Rescue helicopters were dispatched in Kyrgyzstan to evacuate victims of a devastating earthquake that killed 75 people, including 41 children, in a remote mountain village near the Chinese border.
Military helicopters flew the injured from the flattened village of Nura, about 10 kilometers from China in the Tian Shan mountains, the emergency ministry said in a statement today, a national day of mourning.
"Almost all buildings in the village have been destroyed. The only buildings remaining are those built recently: the school and a medical clinic," the statement said. The death toll rose to 75 after a woman died in hospital overnight, the ministry said.
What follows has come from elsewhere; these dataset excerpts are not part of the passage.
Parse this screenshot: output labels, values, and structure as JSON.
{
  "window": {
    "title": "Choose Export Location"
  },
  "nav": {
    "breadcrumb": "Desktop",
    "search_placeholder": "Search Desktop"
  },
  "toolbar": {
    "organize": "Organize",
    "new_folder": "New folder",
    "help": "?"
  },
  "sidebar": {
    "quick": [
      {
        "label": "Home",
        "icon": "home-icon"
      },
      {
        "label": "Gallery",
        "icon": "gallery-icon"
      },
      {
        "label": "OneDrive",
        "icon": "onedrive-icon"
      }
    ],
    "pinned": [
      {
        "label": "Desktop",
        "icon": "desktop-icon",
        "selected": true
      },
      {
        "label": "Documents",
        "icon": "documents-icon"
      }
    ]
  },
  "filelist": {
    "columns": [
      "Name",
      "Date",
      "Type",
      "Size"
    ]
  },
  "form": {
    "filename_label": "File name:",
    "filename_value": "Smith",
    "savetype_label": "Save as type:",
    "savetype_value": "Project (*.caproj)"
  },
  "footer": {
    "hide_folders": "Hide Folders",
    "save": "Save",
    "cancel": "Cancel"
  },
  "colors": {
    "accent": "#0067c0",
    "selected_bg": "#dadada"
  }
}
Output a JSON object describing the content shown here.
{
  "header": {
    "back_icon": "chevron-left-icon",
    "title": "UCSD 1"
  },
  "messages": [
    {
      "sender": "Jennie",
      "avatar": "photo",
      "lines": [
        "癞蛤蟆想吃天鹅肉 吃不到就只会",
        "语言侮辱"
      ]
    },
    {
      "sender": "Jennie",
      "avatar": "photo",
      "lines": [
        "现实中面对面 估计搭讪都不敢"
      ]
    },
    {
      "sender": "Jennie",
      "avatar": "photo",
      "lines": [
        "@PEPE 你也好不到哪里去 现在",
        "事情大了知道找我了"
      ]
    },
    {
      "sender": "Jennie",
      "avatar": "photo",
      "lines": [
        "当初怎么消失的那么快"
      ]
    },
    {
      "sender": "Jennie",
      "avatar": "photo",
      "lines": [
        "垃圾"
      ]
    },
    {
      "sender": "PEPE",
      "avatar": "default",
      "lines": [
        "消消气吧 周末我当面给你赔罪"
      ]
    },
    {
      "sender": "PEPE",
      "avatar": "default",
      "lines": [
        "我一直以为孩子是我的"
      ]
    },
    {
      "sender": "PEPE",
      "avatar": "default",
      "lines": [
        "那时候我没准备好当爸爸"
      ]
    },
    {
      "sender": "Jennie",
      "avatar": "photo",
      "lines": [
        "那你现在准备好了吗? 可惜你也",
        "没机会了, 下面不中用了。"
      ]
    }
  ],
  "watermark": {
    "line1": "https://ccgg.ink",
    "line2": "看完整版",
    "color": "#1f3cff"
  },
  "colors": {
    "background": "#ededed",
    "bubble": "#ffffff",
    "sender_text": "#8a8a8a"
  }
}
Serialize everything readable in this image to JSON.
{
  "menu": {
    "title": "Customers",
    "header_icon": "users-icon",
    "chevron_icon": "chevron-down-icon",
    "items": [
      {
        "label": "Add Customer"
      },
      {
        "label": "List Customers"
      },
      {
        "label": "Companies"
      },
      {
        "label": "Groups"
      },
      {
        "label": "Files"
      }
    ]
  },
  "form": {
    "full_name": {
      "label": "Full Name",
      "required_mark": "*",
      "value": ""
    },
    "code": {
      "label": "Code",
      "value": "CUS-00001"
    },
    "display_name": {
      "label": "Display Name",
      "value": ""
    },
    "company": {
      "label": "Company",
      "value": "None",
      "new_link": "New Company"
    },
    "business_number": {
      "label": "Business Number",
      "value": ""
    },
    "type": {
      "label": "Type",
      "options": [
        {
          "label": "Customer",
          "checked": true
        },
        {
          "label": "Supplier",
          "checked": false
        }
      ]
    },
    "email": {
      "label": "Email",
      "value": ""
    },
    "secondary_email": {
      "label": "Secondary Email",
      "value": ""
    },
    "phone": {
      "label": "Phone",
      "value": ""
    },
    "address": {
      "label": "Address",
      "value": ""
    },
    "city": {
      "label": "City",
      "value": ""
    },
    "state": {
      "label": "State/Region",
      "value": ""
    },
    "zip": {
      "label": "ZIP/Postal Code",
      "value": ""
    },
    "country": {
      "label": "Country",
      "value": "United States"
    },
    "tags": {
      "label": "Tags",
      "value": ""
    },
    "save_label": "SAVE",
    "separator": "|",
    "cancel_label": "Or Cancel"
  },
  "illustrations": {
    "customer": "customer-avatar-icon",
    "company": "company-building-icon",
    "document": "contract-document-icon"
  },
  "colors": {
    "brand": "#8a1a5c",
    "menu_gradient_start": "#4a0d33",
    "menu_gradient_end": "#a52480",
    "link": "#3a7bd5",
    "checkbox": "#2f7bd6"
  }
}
In addition to Nura's population of about 1,000, the ministry said some 1,000 visitors were in the village when the quake hit late Sunday, including businessmen, tourists and drivers who had just crossed the Chinese border. A Russian plane carrying rescue workers and humanitarian aid was due to take off for Kyrgyzstan today.
The quake had a magnitude of 6.6 according to the US Geological Survey (USGS), and was felt as far away as the Kyrgyz capital Bishkek, approximately 400 kilometres from Nura.
Hours later, a powerful tremor struck a sparsely populated area of China's Himalayan region of Tibet, killing nine people, Chinese state media reported.
The dead in the Kyrgyz quake included 41 children, Deputy Health Minister Madamin Karatayev said yesterday. "It all happened so suddenly, so horribly, the earth suddenly groaned and the house fell apart like cards, and what was worse -- my six children were underneath the debris," Akim Zhoroev, one of the survivors, recalled.